McGregor’s conclusion: “Remember that when you destroy Iran, you are essentially opening the floodgates to Mr. Erdogan in Turkey and the Sunni Islamists that we have been fighting. If you like ISIS, destroy Iran and you will get ISIS times 100.”
Every outcome McGregor has postulated – every one – also means irreversible damage to the US dollar and much higher gold prices.
At the risk of overdoing our criticism in this post, we must say that the mainstream media’s ability to see more than one thing at a time is very limited. In an October post, Global Tensions, (10/20/19), we reported on the little-noted but renewed US military buildup Saudi Arabia. “11,000 troops were sent to Saudi Arabia, a purported ally, in May. Now another 3,000 have been added, along with two new fighter jet squadrons. The most recent addition to US forces there also includes two Patriot anti-missile batteries and one high altitude area defense system. US forces in Saudi Arabia have long been a powder-keg issue in the Islamic world.”
Meanwhile, few know that just days ago Iran, Russia, and China staged joint naval exercises in the Gulf of Oman. It doesn’t much look like the actions of countries that intend to let the US exercise heremony in the region forever. Rather, it is a not-too-subtle challenge.
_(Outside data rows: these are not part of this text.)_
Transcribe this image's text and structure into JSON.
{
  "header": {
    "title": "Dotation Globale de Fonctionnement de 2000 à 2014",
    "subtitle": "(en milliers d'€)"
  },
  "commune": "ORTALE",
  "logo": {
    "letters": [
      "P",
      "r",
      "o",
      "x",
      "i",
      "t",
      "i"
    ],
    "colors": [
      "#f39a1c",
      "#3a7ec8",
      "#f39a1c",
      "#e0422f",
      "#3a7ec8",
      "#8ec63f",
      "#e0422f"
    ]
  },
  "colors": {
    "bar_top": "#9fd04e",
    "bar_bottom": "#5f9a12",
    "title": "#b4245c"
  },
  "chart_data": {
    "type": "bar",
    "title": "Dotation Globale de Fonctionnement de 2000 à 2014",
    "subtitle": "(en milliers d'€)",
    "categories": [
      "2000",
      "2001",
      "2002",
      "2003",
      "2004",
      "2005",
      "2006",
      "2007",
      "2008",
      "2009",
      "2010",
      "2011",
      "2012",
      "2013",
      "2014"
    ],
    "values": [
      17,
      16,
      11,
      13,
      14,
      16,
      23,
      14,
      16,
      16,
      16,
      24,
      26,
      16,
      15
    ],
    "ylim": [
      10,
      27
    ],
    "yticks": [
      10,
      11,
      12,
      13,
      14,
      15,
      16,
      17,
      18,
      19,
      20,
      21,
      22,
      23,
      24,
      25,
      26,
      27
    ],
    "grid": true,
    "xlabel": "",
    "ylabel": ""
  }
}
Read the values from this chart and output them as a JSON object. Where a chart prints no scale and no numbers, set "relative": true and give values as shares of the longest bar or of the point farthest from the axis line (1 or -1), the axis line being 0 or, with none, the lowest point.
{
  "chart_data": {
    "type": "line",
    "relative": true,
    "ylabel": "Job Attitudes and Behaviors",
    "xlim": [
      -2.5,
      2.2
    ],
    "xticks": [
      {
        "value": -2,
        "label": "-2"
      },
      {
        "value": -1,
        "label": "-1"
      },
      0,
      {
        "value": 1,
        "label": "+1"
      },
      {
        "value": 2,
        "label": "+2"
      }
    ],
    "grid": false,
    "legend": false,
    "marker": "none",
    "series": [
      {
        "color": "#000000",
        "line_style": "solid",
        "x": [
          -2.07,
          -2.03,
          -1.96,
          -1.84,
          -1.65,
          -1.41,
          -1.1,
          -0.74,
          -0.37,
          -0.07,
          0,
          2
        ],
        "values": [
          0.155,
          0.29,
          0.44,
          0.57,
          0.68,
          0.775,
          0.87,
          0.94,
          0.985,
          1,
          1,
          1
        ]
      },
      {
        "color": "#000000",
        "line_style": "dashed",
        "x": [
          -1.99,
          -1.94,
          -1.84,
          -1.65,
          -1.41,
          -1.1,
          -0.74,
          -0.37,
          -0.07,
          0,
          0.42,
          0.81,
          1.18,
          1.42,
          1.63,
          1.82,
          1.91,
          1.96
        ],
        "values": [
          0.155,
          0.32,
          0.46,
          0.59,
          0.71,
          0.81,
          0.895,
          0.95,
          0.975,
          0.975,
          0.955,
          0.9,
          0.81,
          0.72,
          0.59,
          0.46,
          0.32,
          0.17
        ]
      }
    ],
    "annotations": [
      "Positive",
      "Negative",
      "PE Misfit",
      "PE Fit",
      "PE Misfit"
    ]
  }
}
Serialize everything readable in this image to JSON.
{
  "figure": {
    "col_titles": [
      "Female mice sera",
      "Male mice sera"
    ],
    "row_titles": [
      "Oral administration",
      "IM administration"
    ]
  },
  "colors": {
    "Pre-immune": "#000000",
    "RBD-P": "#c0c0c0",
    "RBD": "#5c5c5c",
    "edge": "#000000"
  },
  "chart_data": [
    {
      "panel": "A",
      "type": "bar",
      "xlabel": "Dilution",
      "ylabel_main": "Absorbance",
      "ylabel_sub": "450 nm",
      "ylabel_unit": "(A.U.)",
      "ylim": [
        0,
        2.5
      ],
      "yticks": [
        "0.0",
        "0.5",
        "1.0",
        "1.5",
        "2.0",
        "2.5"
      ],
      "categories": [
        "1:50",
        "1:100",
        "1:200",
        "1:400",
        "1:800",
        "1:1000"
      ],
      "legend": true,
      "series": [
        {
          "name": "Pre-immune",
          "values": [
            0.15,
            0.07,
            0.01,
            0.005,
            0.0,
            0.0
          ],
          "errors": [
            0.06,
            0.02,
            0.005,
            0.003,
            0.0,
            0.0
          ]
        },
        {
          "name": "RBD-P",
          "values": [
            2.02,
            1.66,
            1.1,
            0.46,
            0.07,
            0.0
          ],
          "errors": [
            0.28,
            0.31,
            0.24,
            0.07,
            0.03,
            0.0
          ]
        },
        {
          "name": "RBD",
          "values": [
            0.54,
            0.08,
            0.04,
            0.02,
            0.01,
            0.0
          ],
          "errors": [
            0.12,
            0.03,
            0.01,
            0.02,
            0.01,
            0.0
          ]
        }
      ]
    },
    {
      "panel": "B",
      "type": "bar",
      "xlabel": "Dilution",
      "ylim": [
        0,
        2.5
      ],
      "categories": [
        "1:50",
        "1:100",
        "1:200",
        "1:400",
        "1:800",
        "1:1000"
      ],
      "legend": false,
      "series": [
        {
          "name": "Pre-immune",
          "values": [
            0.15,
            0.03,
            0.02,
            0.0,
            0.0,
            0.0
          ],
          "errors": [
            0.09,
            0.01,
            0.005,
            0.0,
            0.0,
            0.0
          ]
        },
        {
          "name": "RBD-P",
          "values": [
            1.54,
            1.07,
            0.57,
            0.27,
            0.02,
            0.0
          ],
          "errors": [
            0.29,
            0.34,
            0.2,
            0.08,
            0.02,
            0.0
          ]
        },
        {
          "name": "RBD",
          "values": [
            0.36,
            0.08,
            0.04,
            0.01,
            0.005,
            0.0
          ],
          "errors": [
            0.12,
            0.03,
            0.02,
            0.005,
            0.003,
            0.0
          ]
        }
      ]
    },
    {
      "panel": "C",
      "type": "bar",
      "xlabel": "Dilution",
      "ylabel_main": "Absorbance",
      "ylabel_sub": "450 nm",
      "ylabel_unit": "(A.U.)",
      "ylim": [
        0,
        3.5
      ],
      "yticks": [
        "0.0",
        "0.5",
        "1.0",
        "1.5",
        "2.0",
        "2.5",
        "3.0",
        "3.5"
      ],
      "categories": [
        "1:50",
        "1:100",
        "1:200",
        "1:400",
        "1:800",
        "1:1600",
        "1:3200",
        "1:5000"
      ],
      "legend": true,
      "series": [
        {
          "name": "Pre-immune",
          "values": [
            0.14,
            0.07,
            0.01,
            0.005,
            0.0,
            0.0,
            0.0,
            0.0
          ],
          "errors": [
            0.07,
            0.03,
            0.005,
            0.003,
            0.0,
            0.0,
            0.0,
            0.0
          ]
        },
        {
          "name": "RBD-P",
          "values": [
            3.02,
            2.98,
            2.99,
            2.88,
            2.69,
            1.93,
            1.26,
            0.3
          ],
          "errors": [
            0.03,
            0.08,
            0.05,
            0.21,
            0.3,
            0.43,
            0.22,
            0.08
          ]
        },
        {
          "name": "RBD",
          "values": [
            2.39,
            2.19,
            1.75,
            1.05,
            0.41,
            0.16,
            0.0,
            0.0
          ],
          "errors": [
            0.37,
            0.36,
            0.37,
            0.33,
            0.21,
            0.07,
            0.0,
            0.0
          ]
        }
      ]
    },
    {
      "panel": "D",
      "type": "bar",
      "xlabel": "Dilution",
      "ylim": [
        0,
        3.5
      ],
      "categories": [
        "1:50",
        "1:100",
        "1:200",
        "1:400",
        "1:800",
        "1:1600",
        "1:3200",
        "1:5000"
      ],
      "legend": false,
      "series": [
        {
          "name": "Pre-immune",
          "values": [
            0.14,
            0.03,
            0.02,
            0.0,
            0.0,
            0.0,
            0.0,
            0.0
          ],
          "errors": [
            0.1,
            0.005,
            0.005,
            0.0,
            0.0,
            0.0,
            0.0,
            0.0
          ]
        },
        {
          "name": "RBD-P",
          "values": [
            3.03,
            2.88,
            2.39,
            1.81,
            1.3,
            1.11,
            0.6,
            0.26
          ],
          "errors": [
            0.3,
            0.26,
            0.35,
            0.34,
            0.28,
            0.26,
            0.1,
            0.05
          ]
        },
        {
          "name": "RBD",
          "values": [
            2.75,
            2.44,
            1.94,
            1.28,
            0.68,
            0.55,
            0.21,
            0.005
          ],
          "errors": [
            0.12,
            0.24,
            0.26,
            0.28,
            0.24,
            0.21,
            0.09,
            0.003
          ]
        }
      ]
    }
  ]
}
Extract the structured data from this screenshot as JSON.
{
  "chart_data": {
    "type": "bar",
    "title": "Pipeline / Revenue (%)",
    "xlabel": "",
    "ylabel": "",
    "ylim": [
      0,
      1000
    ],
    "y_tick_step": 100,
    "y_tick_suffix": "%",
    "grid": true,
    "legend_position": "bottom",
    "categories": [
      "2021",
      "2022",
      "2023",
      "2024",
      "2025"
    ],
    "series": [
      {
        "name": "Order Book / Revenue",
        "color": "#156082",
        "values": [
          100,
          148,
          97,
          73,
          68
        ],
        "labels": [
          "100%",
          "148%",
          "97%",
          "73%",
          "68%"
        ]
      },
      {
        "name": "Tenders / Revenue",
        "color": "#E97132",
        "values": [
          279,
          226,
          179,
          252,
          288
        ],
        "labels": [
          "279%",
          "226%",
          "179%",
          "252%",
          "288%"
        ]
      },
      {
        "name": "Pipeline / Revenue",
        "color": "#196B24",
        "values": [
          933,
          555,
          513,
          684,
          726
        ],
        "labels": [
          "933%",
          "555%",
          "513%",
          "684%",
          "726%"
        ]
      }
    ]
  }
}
Nor to be overlooked is Turkey’s deployment of troops to Libya; Turkey is providing arms to factions that, in turn, fly MiG’s from Russia. And while there is much more to point out on the geopolitical scene – for example, Indonesia and China are now in a confrontation in the South China Sea – we will leave that for another day so that we still have room to point briefly to extraordinary monetary shenanigans by the Federal Reserve.
The Fed is engaged in a frenzy of “money printing.” Just this week ZeroHedge reported that the Fed had provided $99 billion in new liquidity to the repo markets. We will write more about this and the Fed’s reckless new Quantitative Easing in the days to come. In the meantime, read our post What is the Fed So Afraid Of, (12/13/19), and our briefings on the topic from November, Inflate of Die, Part I and Inflate or Die, Part II.
Gold will spike in an instant in the event another shoe drops in the US-Iran face-off. For now, gold has pulled back from its high of over $1600 reached on Monday, 12/6, following the assassination of Iranian General Soleimani. Today gold closed at $1557.24.
We recommend our friends and clients take advantage of the pullback to add to their gold and silver positions.